I've been reading up on UniWB and trying it out myself. My understanding is that the camera (and other RAW software?), in applying a white balance during the JPEG conversion, effectively overexposes the R and B channels (usually by a factor of around 2 to 2.5). The R and B channels may therefore appear clipped when in fact they are not saturated in the RAW data. Using UniWB white balance on the camera effectively sets all of these overexposure factors to 1, which means the histograms give a much more accurate representation of clipping of the RAW values.

However, one naturally never uses the UniWB white balance setting when post-processing. According to my understanding, applying a more sensible white balance in post may still clip the R and B channels in the result, just like in the camera. Thus, even though the R and B channels always are fully recoverable by drastically changing white balance or color settings (which may not be desirable), they may still appear clipped in the final result (appearing as so-called "nuclear colors").

My two questions:

  1. If the above is true, wouldn't it be better to set a white balance in the camera as close as possible to what you will actually use in the final result, since this would yield a more accurate histogram for your final result? (I.e. colors that appear clipped on the camera, while possibly not truly saturated in the RAW data, will still appear clipped in the final result, so you might want to adjust your exposure.)

  2. Applying a non-UniWB white balance in camera may show channels as clipped even though they are not in fact saturated (i.e. the histogram is overly conservative). Can this also work the other way -- i.e. can "normal" white balance settings in the camera effectively show channels as not clipped even when they are in fact clipped? (I don't think this is possible since by my understanding, this would require exposure factors below 1, which are never used, but it would be nice to have a confirmation of this.)


2 Answers 2


The whole point of UNIWB is avoid clipping the RAW data, something which is pretty much irreversible.

You ask what the point of this is, since you obviously don't want to use the UNIWB setting in your final image, and hence the red and blue channels will be clipped when applying a standard white balance. However, during RAW conversion you can reduce the exposure of the entire image to prevent any clipping whilst still enjoying a neutral white balance and correct colours.

The histogram on your camera is designed to warn you of exposure problems, it is not a tool to set the final output exposure level, that is a matter of taste and should be done by eye (on calibrated equipment).

Clipping in the final image is not as bad as clipping the original capture.
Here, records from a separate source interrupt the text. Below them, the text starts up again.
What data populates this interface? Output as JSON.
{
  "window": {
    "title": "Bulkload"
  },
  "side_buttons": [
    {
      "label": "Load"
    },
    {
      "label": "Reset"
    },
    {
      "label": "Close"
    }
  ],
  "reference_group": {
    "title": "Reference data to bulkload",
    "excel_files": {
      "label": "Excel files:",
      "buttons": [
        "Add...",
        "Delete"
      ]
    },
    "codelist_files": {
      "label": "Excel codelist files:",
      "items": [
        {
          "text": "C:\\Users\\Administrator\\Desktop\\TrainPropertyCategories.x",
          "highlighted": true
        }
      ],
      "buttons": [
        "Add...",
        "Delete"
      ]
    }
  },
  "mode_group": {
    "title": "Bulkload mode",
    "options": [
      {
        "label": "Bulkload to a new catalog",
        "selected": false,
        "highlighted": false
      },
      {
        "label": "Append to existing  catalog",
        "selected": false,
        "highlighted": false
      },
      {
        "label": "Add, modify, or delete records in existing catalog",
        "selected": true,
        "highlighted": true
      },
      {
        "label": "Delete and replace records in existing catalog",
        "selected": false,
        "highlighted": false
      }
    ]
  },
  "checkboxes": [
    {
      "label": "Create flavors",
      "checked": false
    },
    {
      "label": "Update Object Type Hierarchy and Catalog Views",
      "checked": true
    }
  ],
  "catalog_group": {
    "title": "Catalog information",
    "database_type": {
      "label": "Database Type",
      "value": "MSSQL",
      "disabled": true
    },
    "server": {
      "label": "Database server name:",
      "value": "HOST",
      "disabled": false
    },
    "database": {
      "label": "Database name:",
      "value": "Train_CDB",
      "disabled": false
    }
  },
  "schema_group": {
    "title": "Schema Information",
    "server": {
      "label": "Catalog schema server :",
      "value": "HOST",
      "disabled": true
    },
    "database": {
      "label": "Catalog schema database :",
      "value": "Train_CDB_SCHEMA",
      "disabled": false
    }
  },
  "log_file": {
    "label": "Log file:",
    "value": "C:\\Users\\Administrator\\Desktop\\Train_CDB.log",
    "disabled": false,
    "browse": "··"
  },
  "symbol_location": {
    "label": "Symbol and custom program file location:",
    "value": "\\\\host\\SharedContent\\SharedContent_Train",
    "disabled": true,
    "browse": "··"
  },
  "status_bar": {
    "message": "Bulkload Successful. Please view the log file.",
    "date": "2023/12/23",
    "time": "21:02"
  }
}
You may decide that an amount of clipping is acceptable if you really want a certain exposure level. You may loose detail but that's the trade-off you have to make. But if you clip the RAW data and you decide you don't want that exposure level, then it's too late.

I don't know enough about how the white balance is applied during in camera RAW conversion to say for sure that the brightness of a channel is always increased, never decreased, however in general there is usually 1 stop more detail in the RAW file than in the camera JPEG. This means unless the "exposure factor" is less than 0.5, which seems unlikely, the camera histogram will never give you a false negative for RAW clipping.

Ultimately UNIWB is a tool for determining the maximum exposure possible (with the implicit assumption that you pull this back in post) which carries the principal benefit of lower noise (and slower shutter speeds/faster apertures if required). My advice in these situations is simply to bracket your exposures whenever you have the storage space to do so, that way almost any metering/clipping problems you might experience simply go away.


One of the ideas with UniWB is to make the histogram show something that mimics the actual RAW data. The in-camera-histogram is based on the embedded JPG - not the RAW data.

Simply put, you get a more correct measurement of the RAW data.

As you have this, you may pull up exposure to the limit - as you get a good indication where that actually is - lifting shadow detail, using the available levels as in: all digital values, not just a limited set.

What settings to apply is up to you, and with the above in place, you have the control over it.

The JPG's that come out of camera has had Nikon's automated presets used to render what was captured. And by that you should understand that; no matter how well the result looks, it still is an AUTOMATED process, which cannot adjust for unforseen 'obstacles', this is never "perfect" for all possible subjects. JPGs are always the rendered result from the RAW capture and must be seen as being a "print" in the same sense as prints from wet-printing/chemical processing of film negatives (RAW == the digital negative in that sense). The wet printing can also be automated, but doesn't generate perfect results.

With knowledge you may take control and apply a process to generate images that has YOUR style, not Nikon's. UniWB is one tool to help in this - additionally I'd say that UniWB is one possible option that Nikon should include.